One thing Threads users generally were not complaining about, though, was misinformation. While Threads is admittedly smaller than X, perhaps making it a less attractive target for trolls, it’s also likely that Meta’s investments in trust and safety are paying off here. Extending free verification to journalists, showing headlines on article links, and rooting out networks of state-backed troll farms makes for a much better reading experience than the alternative.
And in between all those user complaints about missing features were real conversations about the tragedy unfolding in Israel. If Threads didn’t capture every nuance of the discussion, it at least seemed to reflect the basic shape of the conversation. And for a nascent interest-based network, there are few better signs of long-term potential.
At X, we should expect the exodus shocks to continue. Mastodon and Bluesky offer alternatives of a sort, though both are designed to grow slowly and ship new features even slower.
That leaves Threads with as big an opportunity as it has ever had. It also leaves the Threads team at a crossroads.
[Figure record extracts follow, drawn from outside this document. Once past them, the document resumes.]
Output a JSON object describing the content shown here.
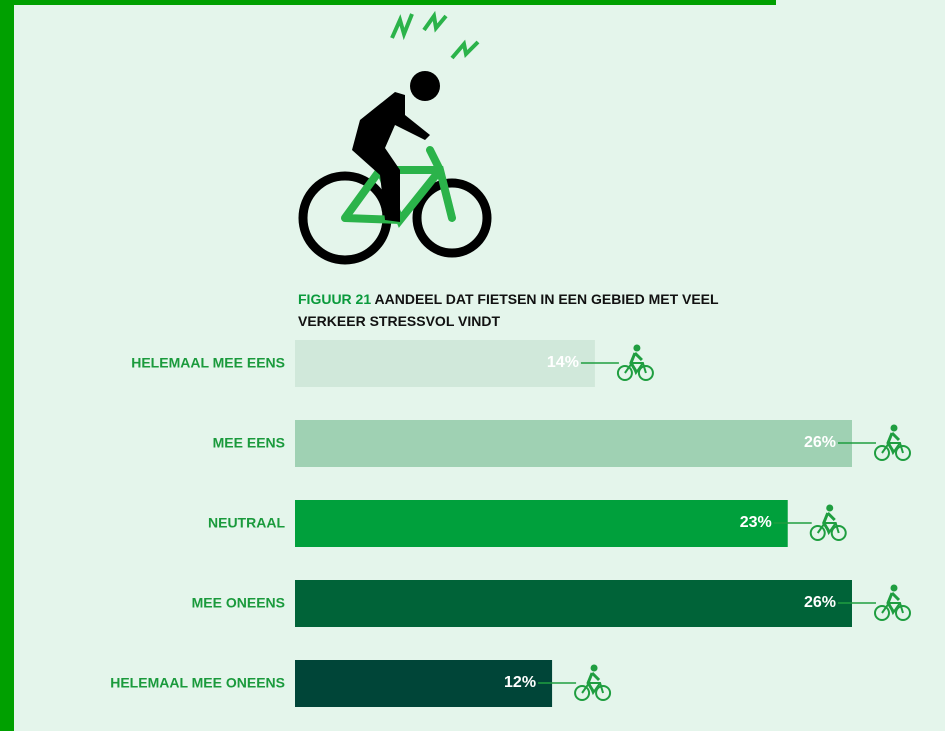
{
  "chart_data": {
    "type": "bar",
    "orientation": "horizontal",
    "figure_label": "FIGUUR 21",
    "title": "AANDEEL DAT FIETSEN IN EEN GEBIED MET VEEL VERKEER STRESSVOL VINDT",
    "categories": [
      "HELEMAAL MEE EENS",
      "MEE EENS",
      "NEUTRAAL",
      "MEE ONEENS",
      "HELEMAAL MEE ONEENS"
    ],
    "values": [
      14,
      26,
      23,
      26,
      12
    ],
    "value_labels": [
      "14%",
      "26%",
      "23%",
      "26%",
      "12%"
    ],
    "colors": [
      "#d0e8da",
      "#9fd1b3",
      "#00a03c",
      "#006338",
      "#004538"
    ]
  }
}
One path would be to heed to advice of its noisiest users. Give them their trending topics, their hashtags, and their improved search features. Add lists to help users monitor the news from vetted sources. Build Tweetdeck-like functionality, or even a standalone desktop app, to let pro users monitor topics in real time.
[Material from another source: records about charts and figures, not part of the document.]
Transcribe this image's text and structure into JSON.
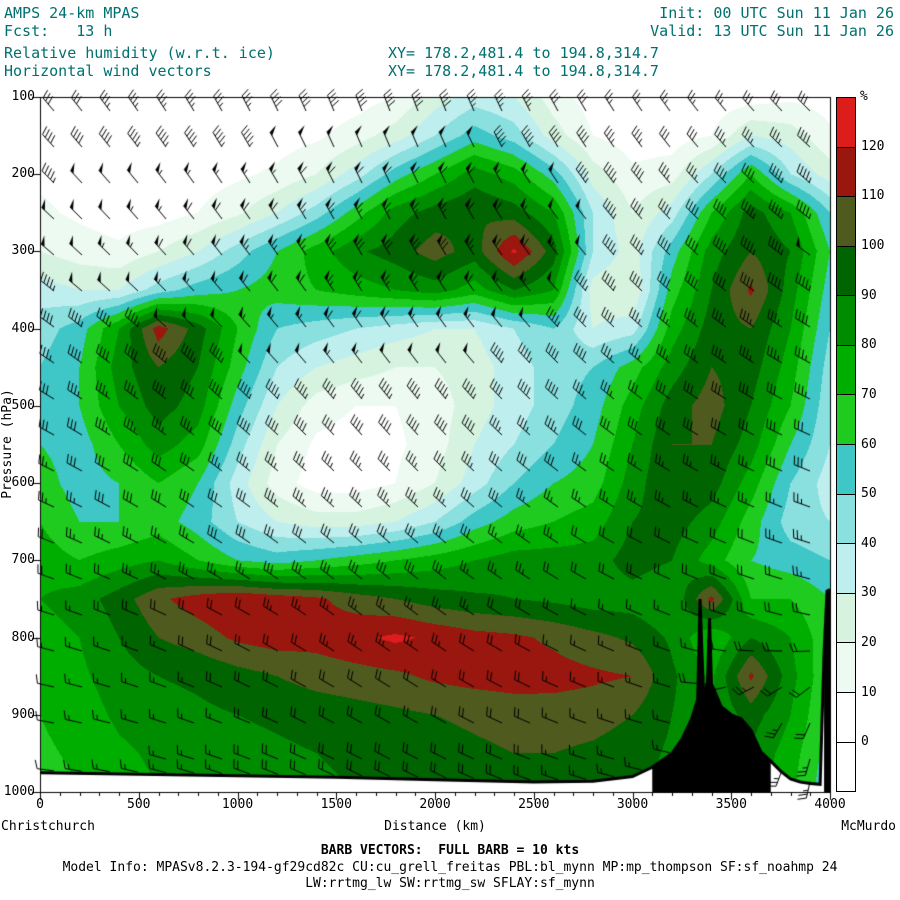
{
  "header": {
    "model": "AMPS 24-km MPAS",
    "fcst": "Fcst:   13 h",
    "init": "Init: 00 UTC Sun 11 Jan 26",
    "valid": "Valid: 13 UTC Sun 11 Jan 26",
    "field_line": "Relative humidity (w.r.t. ice)",
    "vector_line": "Horizontal wind vectors",
    "xy_line1": "XY= 178.2,481.4 to 194.8,314.7",
    "xy_line2": "XY= 178.2,481.4 to 194.8,314.7",
    "text_color": "#007070"
  },
  "footer": {
    "left_station": "Christchurch",
    "right_station": "McMurdo",
    "xlabel": "Distance (km)",
    "barb_note": "BARB VECTORS:  FULL BARB = 10 kts",
    "model_info": "Model Info: MPASv8.2.3-194-gf29cd82c CU:cu_grell_freitas PBL:bl_mynn MP:mp_thompson SF:sf_noahmp 24",
    "physics_info": "LW:rrtmg_lw SW:rrtmg_sw SFLAY:sf_mynn"
  },
  "colorbar": {
    "unit": "%",
    "tick_labels": [
      "0",
      "10",
      "20",
      "30",
      "40",
      "50",
      "60",
      "70",
      "80",
      "90",
      "100",
      "110",
      "120"
    ],
    "segment_colors": [
      "#ffffff",
      "#ffffff",
      "#edfaf1",
      "#d6f3e0",
      "#bfeeee",
      "#8adfdf",
      "#3fc6c6",
      "#1ecb1e",
      "#00ae00",
      "#008c00",
      "#006400",
      "#4f5a1e",
      "#99170e",
      "#dd1c1c"
    ],
    "thresholds": [
      0,
      10,
      20,
      30,
      40,
      50,
      60,
      70,
      80,
      90,
      100,
      110,
      120,
      130
    ]
  },
  "axes": {
    "ylabel": "Pressure (hPa)",
    "x_ticks": [
      0,
      500,
      1000,
      1500,
      2000,
      2500,
      3000,
      3500,
      4000
    ],
    "y_ticks": [
      100,
      200,
      300,
      400,
      500,
      600,
      700,
      800,
      900,
      1000
    ],
    "x_range": [
      0,
      4000
    ],
    "p_range": [
      100,
      1000
    ],
    "x_minor_step": 100,
    "x_major_step": 500
  },
  "chart_data": {
    "type": "heatmap",
    "title": "Relative humidity (w.r.t. ice) cross-section with horizontal wind vectors, Christchurch to McMurdo",
    "xlabel": "Distance (km)",
    "ylabel": "Pressure (hPa)",
    "units": "%",
    "x_km": [
      0,
      200,
      400,
      600,
      800,
      1000,
      1200,
      1400,
      1600,
      1800,
      2000,
      2200,
      2400,
      2600,
      2800,
      3000,
      3200,
      3400,
      3600,
      3800,
      4000
    ],
    "p_hpa": [
      100,
      150,
      200,
      250,
      300,
      350,
      400,
      450,
      500,
      550,
      600,
      650,
      700,
      750,
      800,
      850,
      900,
      950,
      1000
    ],
    "rh_grid": [
      [
        3,
        3,
        3,
        3,
        3,
        3,
        3,
        3,
        5,
        10,
        25,
        35,
        30,
        15,
        5,
        3,
        3,
        3,
        5,
        8,
        5
      ],
      [
        3,
        3,
        3,
        3,
        3,
        3,
        5,
        8,
        15,
        25,
        40,
        55,
        45,
        25,
        10,
        5,
        5,
        10,
        30,
        25,
        12
      ],
      [
        8,
        5,
        3,
        3,
        5,
        8,
        12,
        20,
        35,
        55,
        70,
        85,
        75,
        55,
        25,
        12,
        15,
        40,
        70,
        40,
        25
      ],
      [
        12,
        8,
        5,
        5,
        10,
        18,
        30,
        45,
        65,
        85,
        95,
        100,
        95,
        80,
        40,
        20,
        35,
        70,
        95,
        80,
        50
      ],
      [
        20,
        15,
        12,
        20,
        30,
        45,
        60,
        75,
        88,
        95,
        105,
        95,
        122,
        95,
        40,
        25,
        55,
        85,
        100,
        90,
        60
      ],
      [
        35,
        30,
        30,
        45,
        55,
        60,
        65,
        70,
        75,
        80,
        85,
        75,
        90,
        80,
        25,
        20,
        65,
        90,
        112,
        85,
        55
      ],
      [
        45,
        55,
        80,
        115,
        95,
        70,
        50,
        45,
        40,
        35,
        30,
        30,
        40,
        50,
        30,
        35,
        75,
        95,
        100,
        80,
        50
      ],
      [
        50,
        60,
        85,
        100,
        90,
        65,
        40,
        30,
        25,
        20,
        20,
        25,
        35,
        45,
        50,
        65,
        85,
        100,
        95,
        75,
        45
      ],
      [
        55,
        60,
        80,
        95,
        85,
        55,
        30,
        15,
        10,
        10,
        15,
        25,
        35,
        45,
        55,
        75,
        95,
        105,
        90,
        70,
        42
      ],
      [
        60,
        55,
        70,
        85,
        75,
        45,
        20,
        8,
        5,
        8,
        15,
        30,
        40,
        50,
        60,
        80,
        100,
        100,
        85,
        60,
        40
      ],
      [
        65,
        55,
        60,
        70,
        60,
        35,
        15,
        5,
        5,
        10,
        20,
        35,
        50,
        60,
        65,
        85,
        100,
        95,
        75,
        50,
        35
      ],
      [
        70,
        60,
        60,
        65,
        55,
        40,
        30,
        25,
        25,
        30,
        40,
        55,
        65,
        70,
        75,
        90,
        95,
        85,
        65,
        45,
        40
      ],
      [
        75,
        70,
        75,
        80,
        70,
        60,
        55,
        60,
        65,
        70,
        75,
        80,
        85,
        85,
        85,
        95,
        90,
        75,
        60,
        55,
        50
      ],
      [
        80,
        85,
        95,
        108,
        115,
        120,
        116,
        112,
        105,
        100,
        95,
        92,
        90,
        88,
        85,
        85,
        80,
        113,
        70,
        70,
        60
      ],
      [
        75,
        80,
        90,
        100,
        105,
        112,
        115,
        114,
        118,
        122,
        118,
        114,
        112,
        108,
        103,
        98,
        88,
        70,
        90,
        80,
        62
      ],
      [
        72,
        78,
        85,
        90,
        92,
        96,
        100,
        104,
        106,
        108,
        112,
        114,
        115,
        114,
        112,
        110,
        92,
        78,
        112,
        84,
        60
      ],
      [
        70,
        75,
        82,
        86,
        88,
        90,
        92,
        94,
        96,
        98,
        100,
        102,
        104,
        105,
        104,
        100,
        90,
        80,
        95,
        80,
        58
      ],
      [
        68,
        72,
        78,
        82,
        85,
        86,
        88,
        90,
        92,
        94,
        96,
        98,
        100,
        100,
        98,
        95,
        88,
        82,
        88,
        75,
        55
      ],
      [
        65,
        70,
        75,
        80,
        82,
        84,
        86,
        88,
        90,
        92,
        94,
        95,
        96,
        96,
        95,
        92,
        86,
        80,
        85,
        72,
        52
      ]
    ],
    "wind": {
      "x_km": [
        0,
        400,
        800,
        1200,
        1600,
        2000,
        2400,
        2800,
        3200,
        3600,
        4000
      ],
      "p_hpa": [
        100,
        200,
        300,
        400,
        500,
        600,
        700,
        800,
        900,
        1000
      ],
      "speed_kt": [
        [
          25,
          30,
          30,
          35,
          35,
          35,
          30,
          25,
          20,
          25,
          30
        ],
        [
          45,
          50,
          55,
          55,
          60,
          60,
          55,
          45,
          35,
          40,
          45
        ],
        [
          50,
          55,
          60,
          65,
          70,
          70,
          60,
          50,
          40,
          45,
          50
        ],
        [
          40,
          45,
          50,
          55,
          60,
          55,
          50,
          40,
          35,
          35,
          40
        ],
        [
          30,
          35,
          40,
          45,
          45,
          45,
          40,
          35,
          30,
          30,
          35
        ],
        [
          25,
          30,
          30,
          35,
          35,
          35,
          30,
          25,
          25,
          25,
          30
        ],
        [
          20,
          25,
          25,
          30,
          30,
          30,
          25,
          20,
          20,
          20,
          25
        ],
        [
          15,
          15,
          20,
          20,
          25,
          25,
          20,
          15,
          15,
          20,
          20
        ],
        [
          10,
          15,
          15,
          20,
          20,
          20,
          20,
          15,
          15,
          25,
          20
        ],
        [
          10,
          15,
          15,
          20,
          20,
          20,
          20,
          15,
          15,
          30,
          25
        ]
      ],
      "dir_deg": [
        [
          320,
          325,
          330,
          335,
          340,
          340,
          335,
          330,
          325,
          320,
          315
        ],
        [
          315,
          320,
          325,
          330,
          335,
          335,
          330,
          325,
          320,
          315,
          310
        ],
        [
          310,
          315,
          320,
          325,
          330,
          330,
          325,
          320,
          315,
          310,
          305
        ],
        [
          305,
          310,
          315,
          320,
          325,
          325,
          320,
          315,
          310,
          305,
          300
        ],
        [
          300,
          305,
          310,
          315,
          320,
          320,
          315,
          310,
          305,
          300,
          295
        ],
        [
          295,
          300,
          305,
          310,
          315,
          315,
          310,
          305,
          300,
          295,
          290
        ],
        [
          290,
          295,
          300,
          305,
          310,
          310,
          305,
          300,
          295,
          290,
          285
        ],
        [
          285,
          290,
          295,
          300,
          305,
          305,
          300,
          295,
          290,
          285,
          280
        ],
        [
          280,
          285,
          290,
          295,
          300,
          300,
          295,
          290,
          285,
          220,
          200
        ],
        [
          275,
          280,
          285,
          290,
          295,
          295,
          290,
          285,
          280,
          200,
          185
        ]
      ],
      "barb_full_kt": 10
    },
    "terrain": {
      "x_km": [
        0,
        500,
        1000,
        1500,
        2000,
        2500,
        2800,
        3000,
        3100,
        3200,
        3250,
        3300,
        3330,
        3342,
        3360,
        3380,
        3390,
        3400,
        3450,
        3500,
        3550,
        3600,
        3650,
        3700,
        3750,
        3800,
        3850,
        3900,
        3950,
        3970,
        3985,
        4000
      ],
      "p_sfc_hpa": [
        975,
        977,
        979,
        981,
        984,
        987,
        986,
        980,
        968,
        950,
        932,
        905,
        880,
        750,
        878,
        858,
        775,
        860,
        890,
        900,
        905,
        920,
        948,
        960,
        973,
        983,
        987,
        989,
        990,
        820,
        740,
        738
      ]
    }
  }
}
Another path would be to continue in the direction of “TikTok, but for text.” Focus less on news and more on whatever seems to be driving engagement. Double down on the ranked feed. Add Reels. Insert more celebrity content. Invent strange and inspiring new creative tools. Cater to real-life friends and give them tools for messaging.
In its public statements, Meta has seemed much more interested in the second path. Threads chief Adam Mosseri has played down the role of news in the app, though not nearly as harshly as some of his critics have suggested. After years of over-promising the industry, Meta has been gradually divorcing itself from the news business. With publishers currently shaking the company down in several countries in an effort to get Meta to pay them simply for letting users post links, Meta has many reasons not to court journalists too aggressively.
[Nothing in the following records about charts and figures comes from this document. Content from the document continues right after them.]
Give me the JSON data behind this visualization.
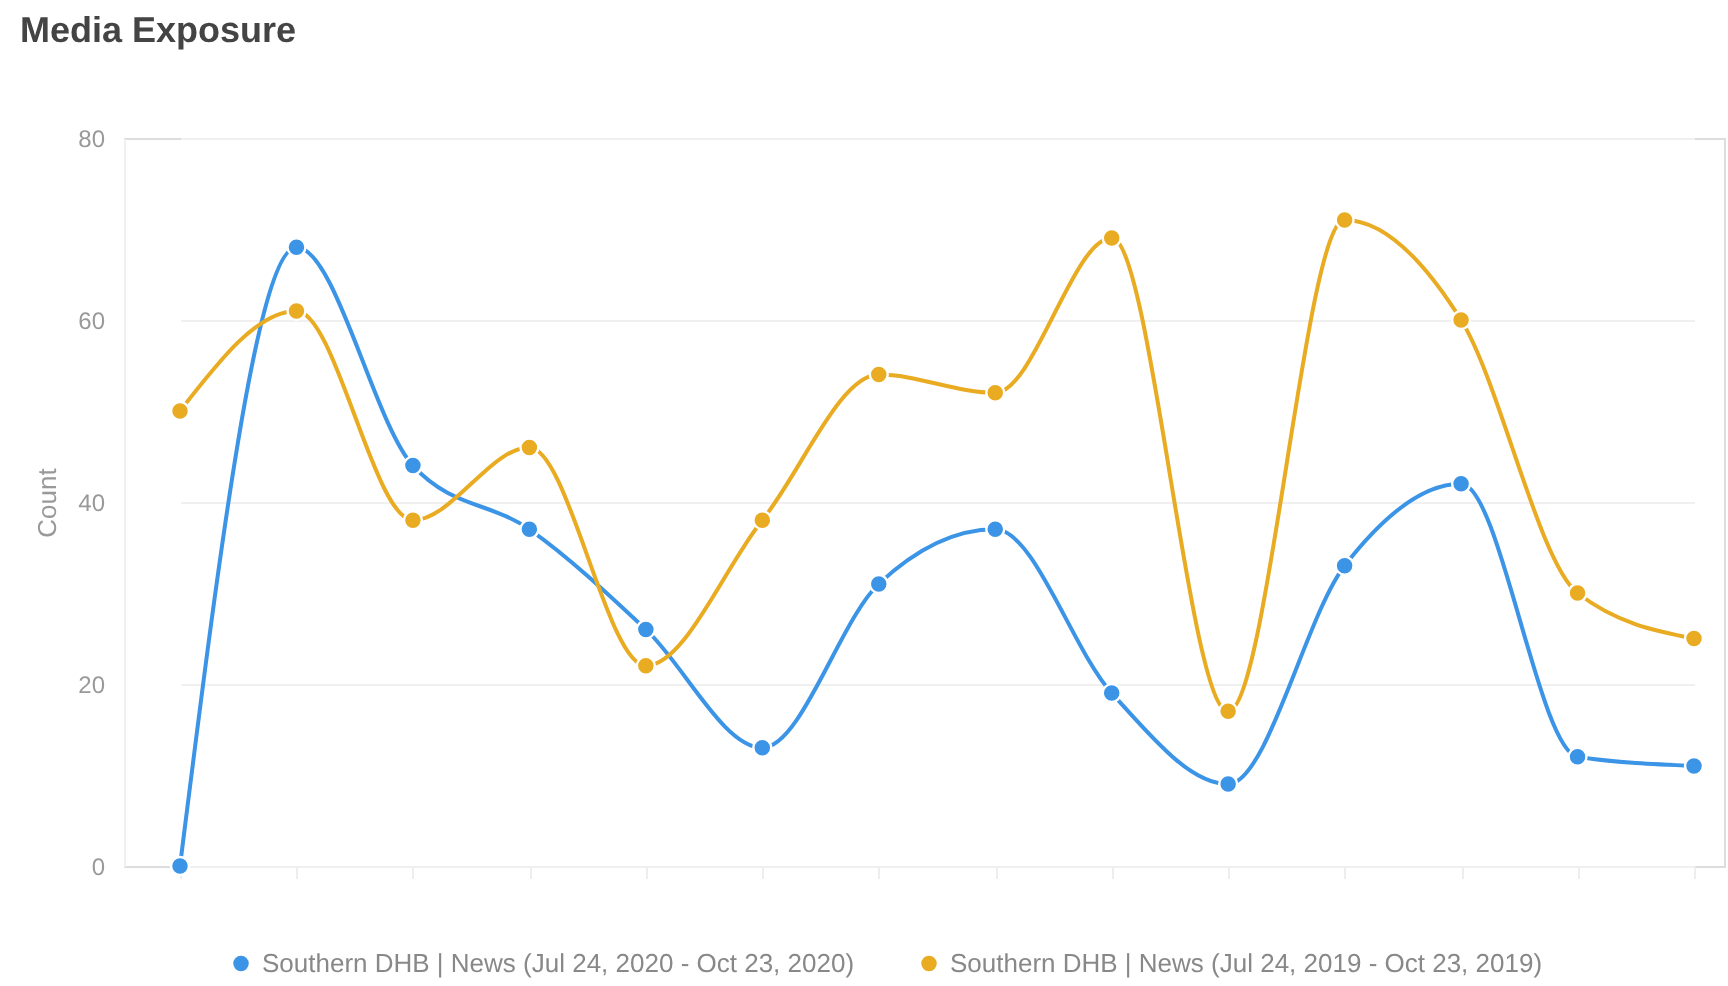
{
  "chart_data": {
    "type": "line",
    "title": "Media Exposure",
    "ylabel": "Count",
    "categories": [
      null,
      null,
      null,
      null,
      null,
      null,
      null,
      null,
      null,
      null,
      null,
      null,
      null,
      null
    ],
    "series": [
      {
        "name": "Southern DHB | News (Jul 24, 2020 - Oct 23, 2020)",
        "color": "#3b94e6",
        "values": [
          0,
          68,
          44,
          37,
          26,
          13,
          31,
          37,
          19,
          9,
          33,
          42,
          12,
          11
        ]
      },
      {
        "name": "Southern DHB | News (Jul 24, 2019 - Oct 23, 2019)",
        "color": "#e9ab22",
        "values": [
          50,
          61,
          38,
          46,
          22,
          38,
          54,
          52,
          69,
          17,
          71,
          60,
          30,
          25
        ]
      }
    ],
    "ylim": [
      0,
      80
    ],
    "yticks": [
      0,
      20,
      40,
      60,
      80
    ],
    "grid": "y",
    "legend": "bottom",
    "marker": "circle",
    "line_style": "solid",
    "tick_labels": "y"
  }
}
At the same time, the stated vision for Threads to date has been undeniably generic: an “open, friendly place for public conversations, particularly focused on creators,” is what Mosseri told me in July when it launched. The idea seemed to be to replicate Instagram in text, with a bunch of fresh-faced Gen Z posters populating the feed with Amazon their hauls, makeup tutorials, and life hacks. When early critics of the app dismissed it as an empty suburban shopping mall, this is what they were talking about.
For all of the risks of making real-time news a pillar of Threads, it does have this singular benefit: giving the app an enduring, defensible, existential purpose. One of the hardest things to do in consumer app development is finding reasons for the user base to keep coming back every day. “See what’s happening in the world” turns out to be a really, really good reason. And whatever criticisms you might level at the features users are begging for — has there ever been a good trending topics tab in any app?— all of them are undeniably in the service of making Threads more engaging than it is today.
Maybe it’s possible to grow Threads to a billion users while still keeping the news at a polite distance. At the moment, though, it’s not clear what else might bring Meta the growth that leaning into news would bring.
In the end, it was the users who decided what Twitter was for, inventing the hashtags and retweets and (lower-case) threads that they needed to create the product they wanted. Over the weekend, it sure feels like a lot of people decided what Threads was for, too. The question now is whether Meta will listen to them.
— Zoë Schiffer contributed to this report.